Mayan structures in Mexico

Speaker: Peter Douglas (’05), California Institute of Technology

Title: “What molecules in mud tell us about the ancient Maya”

Please join us: Tuesday, April 22nd @ 11AM in Edmunds 130

Abstract : The ancient Maya of southeastern Mexico and northern Central America created a highly complex Pre-Columbian civilization, and were also a major cause of regional environmental change. Around 800 A.D. the ancient Maya experienced a major demographic and political collapse whose cause still remains uncertain. Recently, paleoclimate records have suggested that a series of major droughts could have caused societal disruption at this time, but the available data is not fully consistent with archaeological evidence.
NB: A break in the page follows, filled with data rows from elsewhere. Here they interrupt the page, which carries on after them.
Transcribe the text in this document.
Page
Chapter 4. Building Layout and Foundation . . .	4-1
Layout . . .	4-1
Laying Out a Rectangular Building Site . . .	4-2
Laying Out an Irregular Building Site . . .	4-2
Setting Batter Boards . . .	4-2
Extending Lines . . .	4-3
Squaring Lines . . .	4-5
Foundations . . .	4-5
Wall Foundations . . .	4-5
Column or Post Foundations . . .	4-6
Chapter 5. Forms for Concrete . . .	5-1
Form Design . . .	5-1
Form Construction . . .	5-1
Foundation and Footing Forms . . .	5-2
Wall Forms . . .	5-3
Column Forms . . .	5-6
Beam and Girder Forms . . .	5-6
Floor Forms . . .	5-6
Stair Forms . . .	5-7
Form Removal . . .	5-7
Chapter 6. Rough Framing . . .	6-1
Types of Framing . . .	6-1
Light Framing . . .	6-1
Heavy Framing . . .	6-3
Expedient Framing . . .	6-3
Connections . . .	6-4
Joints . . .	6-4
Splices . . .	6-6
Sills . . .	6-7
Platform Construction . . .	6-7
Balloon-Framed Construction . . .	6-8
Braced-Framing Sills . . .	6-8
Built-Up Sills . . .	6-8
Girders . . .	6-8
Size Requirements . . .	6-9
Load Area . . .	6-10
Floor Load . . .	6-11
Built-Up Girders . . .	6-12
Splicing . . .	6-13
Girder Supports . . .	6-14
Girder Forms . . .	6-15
I will be presenting new data on interactions between the Maya and their environment gathered from the isotopic composition of plant wax biomarkers preserved in lake sediments. Plant wax hydrogen isotope ratios provide a record of past aridity, while plant wax carbon isotope ratios indicate changes in vegetation related to ancient Maya land use. Additionally, the measurement of radiocarbon in plant waxes is critical to determine the chronology of these environmental records, and also indicates changes in soil carbon cycling. Together these isotopic data suggest that the ancient Maya modified their agricultural practices in response to earlier droughts, but that these adaptations could not mitigate more intense and widespread droughts beginning around 800 A.D.